What does it mean if my insulin is high but glucose is normal?
That usually means the pancreas is compensating successfully for insulin resistance. The glucose number looks fine because the insulin signal is still strong enough to hold it there.
Can exercise lower insulin?
Yes. Muscle contraction improves glucose uptake and insulin sensitivity, so regular training reduces the amount of insulin needed to manage the same glucose load.
Should I test insulin or HOMA-IR?
They are closely related, but they are not identical. Insulin is the raw hormone measure, while HOMA-IR integrates insulin with fasting glucose to estimate insulin resistance.

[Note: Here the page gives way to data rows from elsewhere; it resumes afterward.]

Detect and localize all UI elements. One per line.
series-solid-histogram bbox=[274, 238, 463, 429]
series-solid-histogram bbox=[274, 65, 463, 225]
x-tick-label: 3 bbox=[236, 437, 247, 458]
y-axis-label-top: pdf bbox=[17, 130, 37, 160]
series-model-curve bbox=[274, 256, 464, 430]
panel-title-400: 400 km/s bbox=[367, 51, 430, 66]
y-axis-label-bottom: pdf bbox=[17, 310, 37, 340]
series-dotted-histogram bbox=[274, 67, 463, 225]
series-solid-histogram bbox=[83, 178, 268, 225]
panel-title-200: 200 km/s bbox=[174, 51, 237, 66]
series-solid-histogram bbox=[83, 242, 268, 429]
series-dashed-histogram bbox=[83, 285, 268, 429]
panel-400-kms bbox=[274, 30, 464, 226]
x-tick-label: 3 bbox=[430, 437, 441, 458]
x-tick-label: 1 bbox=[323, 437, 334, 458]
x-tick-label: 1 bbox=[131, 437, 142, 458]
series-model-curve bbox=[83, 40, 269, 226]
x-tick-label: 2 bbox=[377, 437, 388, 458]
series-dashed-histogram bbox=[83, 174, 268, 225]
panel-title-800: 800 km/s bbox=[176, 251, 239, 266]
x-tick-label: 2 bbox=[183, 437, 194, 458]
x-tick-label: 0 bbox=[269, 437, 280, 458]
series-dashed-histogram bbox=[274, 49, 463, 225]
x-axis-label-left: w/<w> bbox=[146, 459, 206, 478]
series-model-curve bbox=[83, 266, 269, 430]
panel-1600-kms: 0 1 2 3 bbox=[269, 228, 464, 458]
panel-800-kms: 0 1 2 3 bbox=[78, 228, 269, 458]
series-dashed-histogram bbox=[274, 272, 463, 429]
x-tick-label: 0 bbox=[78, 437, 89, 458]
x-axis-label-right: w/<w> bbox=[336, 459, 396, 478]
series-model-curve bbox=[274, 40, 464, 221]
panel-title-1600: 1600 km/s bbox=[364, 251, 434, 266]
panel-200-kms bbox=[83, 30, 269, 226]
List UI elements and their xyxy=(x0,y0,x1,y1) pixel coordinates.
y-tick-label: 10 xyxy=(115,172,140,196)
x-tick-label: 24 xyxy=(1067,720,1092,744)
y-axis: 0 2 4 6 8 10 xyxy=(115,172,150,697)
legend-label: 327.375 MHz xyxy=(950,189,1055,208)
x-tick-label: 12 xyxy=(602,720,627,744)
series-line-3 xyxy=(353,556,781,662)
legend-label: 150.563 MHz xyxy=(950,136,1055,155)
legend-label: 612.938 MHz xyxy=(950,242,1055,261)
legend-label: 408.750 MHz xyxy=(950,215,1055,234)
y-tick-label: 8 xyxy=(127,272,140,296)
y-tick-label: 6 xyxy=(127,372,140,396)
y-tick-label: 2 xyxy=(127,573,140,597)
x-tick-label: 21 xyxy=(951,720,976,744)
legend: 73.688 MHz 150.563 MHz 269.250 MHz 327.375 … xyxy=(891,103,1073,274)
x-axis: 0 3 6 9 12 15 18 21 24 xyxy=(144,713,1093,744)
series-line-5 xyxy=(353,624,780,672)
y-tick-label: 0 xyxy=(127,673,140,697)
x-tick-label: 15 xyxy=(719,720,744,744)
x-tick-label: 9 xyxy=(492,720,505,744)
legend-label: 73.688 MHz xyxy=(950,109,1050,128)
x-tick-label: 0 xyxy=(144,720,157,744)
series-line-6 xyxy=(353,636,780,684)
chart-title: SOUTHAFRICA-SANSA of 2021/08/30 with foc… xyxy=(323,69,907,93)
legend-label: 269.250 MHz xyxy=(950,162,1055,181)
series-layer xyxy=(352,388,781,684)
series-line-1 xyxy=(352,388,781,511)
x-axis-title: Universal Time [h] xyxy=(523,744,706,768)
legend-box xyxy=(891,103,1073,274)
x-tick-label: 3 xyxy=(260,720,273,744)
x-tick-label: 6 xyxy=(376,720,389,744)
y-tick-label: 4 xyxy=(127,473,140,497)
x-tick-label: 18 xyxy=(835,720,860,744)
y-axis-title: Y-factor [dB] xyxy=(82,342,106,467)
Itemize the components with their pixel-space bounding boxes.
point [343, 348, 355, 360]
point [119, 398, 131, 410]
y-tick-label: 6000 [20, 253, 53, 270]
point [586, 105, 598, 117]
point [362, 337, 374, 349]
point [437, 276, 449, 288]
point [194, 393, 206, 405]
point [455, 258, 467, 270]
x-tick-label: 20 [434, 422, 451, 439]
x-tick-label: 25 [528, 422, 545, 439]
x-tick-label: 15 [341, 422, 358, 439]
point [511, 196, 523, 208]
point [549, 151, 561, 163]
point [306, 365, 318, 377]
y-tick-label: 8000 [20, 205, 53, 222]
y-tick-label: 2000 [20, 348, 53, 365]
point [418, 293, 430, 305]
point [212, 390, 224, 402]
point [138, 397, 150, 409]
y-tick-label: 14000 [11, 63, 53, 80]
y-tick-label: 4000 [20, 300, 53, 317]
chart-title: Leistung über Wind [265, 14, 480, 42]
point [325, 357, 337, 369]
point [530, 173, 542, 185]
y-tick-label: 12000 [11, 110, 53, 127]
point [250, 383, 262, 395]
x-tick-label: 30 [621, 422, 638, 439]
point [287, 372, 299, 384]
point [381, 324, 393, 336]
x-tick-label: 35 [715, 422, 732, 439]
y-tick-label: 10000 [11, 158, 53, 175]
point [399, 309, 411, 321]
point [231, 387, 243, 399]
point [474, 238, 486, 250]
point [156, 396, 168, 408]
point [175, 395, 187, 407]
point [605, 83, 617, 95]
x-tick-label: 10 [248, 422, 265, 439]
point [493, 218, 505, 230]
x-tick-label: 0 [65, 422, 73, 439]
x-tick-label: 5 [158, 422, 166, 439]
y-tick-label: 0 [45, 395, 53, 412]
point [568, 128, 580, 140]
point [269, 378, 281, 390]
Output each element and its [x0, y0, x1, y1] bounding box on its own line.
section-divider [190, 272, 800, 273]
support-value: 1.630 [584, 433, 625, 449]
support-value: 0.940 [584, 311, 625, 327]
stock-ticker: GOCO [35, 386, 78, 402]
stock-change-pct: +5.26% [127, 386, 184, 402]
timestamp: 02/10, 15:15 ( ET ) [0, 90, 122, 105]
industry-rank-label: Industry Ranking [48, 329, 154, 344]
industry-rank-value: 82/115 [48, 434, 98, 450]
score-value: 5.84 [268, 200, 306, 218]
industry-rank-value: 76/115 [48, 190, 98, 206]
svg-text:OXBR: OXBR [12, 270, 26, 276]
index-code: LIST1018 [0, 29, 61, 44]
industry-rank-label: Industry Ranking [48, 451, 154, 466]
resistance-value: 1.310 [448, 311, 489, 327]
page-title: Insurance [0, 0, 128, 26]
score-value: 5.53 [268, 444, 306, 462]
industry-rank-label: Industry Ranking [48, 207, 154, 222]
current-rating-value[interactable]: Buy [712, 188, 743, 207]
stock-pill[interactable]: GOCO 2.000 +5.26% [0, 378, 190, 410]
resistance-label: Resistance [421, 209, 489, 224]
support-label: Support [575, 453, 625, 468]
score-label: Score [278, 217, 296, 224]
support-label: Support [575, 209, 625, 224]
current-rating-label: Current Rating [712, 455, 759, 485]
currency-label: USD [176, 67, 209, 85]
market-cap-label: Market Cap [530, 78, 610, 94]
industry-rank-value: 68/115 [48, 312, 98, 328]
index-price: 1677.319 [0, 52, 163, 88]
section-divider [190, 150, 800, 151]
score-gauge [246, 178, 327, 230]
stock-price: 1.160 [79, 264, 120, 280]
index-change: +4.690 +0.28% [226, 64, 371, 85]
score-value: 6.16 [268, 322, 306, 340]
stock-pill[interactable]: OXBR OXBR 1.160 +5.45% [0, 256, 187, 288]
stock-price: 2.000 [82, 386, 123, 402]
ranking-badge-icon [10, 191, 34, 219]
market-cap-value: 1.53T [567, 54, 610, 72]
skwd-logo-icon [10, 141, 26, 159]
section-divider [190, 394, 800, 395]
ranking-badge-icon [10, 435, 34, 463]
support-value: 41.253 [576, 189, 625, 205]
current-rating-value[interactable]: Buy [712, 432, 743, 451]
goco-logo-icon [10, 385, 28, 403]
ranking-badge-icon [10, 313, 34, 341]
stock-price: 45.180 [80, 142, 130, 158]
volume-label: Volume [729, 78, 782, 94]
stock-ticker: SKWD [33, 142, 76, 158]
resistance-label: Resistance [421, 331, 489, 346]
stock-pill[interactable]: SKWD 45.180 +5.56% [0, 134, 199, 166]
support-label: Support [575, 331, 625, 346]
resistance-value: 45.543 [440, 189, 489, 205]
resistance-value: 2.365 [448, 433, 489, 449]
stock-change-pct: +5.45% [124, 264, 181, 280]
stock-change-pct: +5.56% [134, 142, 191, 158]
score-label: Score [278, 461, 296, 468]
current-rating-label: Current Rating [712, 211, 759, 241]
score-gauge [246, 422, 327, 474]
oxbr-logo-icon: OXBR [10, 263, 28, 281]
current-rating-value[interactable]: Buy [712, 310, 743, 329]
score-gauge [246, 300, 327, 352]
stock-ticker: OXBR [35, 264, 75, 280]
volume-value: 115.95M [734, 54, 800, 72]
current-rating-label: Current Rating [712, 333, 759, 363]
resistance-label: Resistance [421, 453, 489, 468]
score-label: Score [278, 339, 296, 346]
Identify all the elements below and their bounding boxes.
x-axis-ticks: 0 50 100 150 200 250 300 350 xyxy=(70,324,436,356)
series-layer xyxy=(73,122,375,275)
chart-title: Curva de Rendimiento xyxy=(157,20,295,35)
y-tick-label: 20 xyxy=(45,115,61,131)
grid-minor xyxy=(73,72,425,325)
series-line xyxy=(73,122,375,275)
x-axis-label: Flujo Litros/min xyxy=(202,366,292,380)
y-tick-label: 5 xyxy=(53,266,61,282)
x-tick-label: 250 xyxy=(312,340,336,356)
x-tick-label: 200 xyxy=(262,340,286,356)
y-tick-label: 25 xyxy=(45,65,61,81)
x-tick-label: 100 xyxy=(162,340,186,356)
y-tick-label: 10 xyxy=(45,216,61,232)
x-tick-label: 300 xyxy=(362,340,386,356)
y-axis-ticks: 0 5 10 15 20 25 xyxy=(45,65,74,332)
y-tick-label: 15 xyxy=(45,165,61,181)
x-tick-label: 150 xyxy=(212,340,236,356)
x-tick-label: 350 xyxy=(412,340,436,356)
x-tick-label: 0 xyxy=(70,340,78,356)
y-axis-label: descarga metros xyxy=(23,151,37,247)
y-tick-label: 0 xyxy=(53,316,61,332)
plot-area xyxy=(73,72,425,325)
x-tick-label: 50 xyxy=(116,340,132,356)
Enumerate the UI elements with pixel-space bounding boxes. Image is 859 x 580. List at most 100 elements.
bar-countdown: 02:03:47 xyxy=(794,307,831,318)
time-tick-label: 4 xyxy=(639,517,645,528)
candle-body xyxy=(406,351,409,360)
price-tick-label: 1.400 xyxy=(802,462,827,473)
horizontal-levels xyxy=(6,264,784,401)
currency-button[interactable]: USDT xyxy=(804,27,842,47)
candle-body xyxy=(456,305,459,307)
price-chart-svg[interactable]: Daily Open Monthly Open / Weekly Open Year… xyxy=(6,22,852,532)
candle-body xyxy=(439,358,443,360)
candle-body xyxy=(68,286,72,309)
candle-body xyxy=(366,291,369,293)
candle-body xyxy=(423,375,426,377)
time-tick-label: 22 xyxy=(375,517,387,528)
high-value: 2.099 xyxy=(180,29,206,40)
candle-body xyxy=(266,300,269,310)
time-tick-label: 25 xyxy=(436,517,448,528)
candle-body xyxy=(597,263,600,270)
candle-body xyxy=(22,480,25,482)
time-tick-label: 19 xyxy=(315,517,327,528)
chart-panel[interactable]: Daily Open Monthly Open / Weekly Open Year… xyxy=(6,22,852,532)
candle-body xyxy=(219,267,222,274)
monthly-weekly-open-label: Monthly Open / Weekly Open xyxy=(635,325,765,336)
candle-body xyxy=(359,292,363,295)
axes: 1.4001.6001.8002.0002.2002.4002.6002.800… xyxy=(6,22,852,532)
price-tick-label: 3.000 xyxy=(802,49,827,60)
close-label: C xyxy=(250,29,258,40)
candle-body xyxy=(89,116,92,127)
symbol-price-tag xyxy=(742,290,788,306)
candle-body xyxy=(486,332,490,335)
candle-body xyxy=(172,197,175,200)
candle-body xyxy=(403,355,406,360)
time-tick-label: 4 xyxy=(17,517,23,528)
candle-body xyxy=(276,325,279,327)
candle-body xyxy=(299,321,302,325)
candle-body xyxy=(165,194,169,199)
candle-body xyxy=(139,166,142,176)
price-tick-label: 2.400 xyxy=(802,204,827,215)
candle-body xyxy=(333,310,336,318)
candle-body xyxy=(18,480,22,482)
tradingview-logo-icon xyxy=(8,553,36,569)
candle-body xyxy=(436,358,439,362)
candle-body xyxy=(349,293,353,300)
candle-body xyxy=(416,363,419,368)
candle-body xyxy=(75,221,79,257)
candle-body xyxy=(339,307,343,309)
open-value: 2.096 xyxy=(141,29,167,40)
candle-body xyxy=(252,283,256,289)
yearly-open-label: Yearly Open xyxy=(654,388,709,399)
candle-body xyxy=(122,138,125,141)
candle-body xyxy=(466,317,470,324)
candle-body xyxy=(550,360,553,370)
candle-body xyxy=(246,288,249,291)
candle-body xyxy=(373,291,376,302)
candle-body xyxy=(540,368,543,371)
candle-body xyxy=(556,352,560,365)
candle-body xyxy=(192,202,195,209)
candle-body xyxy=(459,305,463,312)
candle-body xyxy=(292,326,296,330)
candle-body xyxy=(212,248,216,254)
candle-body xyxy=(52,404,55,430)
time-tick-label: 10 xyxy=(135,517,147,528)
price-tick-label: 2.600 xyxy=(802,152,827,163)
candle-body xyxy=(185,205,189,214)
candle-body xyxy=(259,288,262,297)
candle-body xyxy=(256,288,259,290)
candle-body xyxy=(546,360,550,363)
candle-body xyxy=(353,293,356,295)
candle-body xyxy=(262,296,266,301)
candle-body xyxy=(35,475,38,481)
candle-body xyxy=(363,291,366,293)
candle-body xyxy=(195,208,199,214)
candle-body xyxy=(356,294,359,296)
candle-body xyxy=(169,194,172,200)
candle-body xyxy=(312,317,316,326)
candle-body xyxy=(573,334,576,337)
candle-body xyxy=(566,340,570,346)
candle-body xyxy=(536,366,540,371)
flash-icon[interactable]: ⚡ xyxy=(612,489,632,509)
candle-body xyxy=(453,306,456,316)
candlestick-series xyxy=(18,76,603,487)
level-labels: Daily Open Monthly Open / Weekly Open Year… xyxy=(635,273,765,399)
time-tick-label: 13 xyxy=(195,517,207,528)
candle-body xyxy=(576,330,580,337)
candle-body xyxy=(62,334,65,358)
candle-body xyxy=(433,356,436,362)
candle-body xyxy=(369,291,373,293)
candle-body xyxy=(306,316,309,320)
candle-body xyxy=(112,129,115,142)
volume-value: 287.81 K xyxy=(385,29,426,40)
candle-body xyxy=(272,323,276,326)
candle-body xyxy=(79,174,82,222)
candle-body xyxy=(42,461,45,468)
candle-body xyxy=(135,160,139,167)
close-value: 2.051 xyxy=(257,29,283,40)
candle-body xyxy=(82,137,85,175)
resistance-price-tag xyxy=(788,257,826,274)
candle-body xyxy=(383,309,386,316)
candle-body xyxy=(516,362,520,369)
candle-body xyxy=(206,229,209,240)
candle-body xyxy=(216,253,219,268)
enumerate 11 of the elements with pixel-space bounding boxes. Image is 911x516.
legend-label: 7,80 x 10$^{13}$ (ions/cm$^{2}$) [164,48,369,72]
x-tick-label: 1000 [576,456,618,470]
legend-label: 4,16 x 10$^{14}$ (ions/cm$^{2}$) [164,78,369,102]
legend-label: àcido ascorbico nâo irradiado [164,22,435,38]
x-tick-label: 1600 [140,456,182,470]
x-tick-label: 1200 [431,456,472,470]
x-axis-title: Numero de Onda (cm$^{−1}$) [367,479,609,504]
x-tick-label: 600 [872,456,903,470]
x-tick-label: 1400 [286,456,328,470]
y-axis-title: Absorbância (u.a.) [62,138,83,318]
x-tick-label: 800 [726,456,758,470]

Is insulin available through Swedish primary care?
Sometimes, but it is less routine than glucose or HbA1c. In practice, insulin is much more commonly used in preventive or specialist contexts than in a basic primary-care workup.
How fast can insulin change?
Quite fast, because it responds to recent food intake, sleep, stress, and activity. The biology can shift in days, even when the broader metabolic pattern takes longer to change.
Do I need to fast before an insulin test?
Yes, if you want a fasting insulin value that can be interpreted against a reference range. Recent meals will raise insulin and make the result much less useful for metabolic assessment.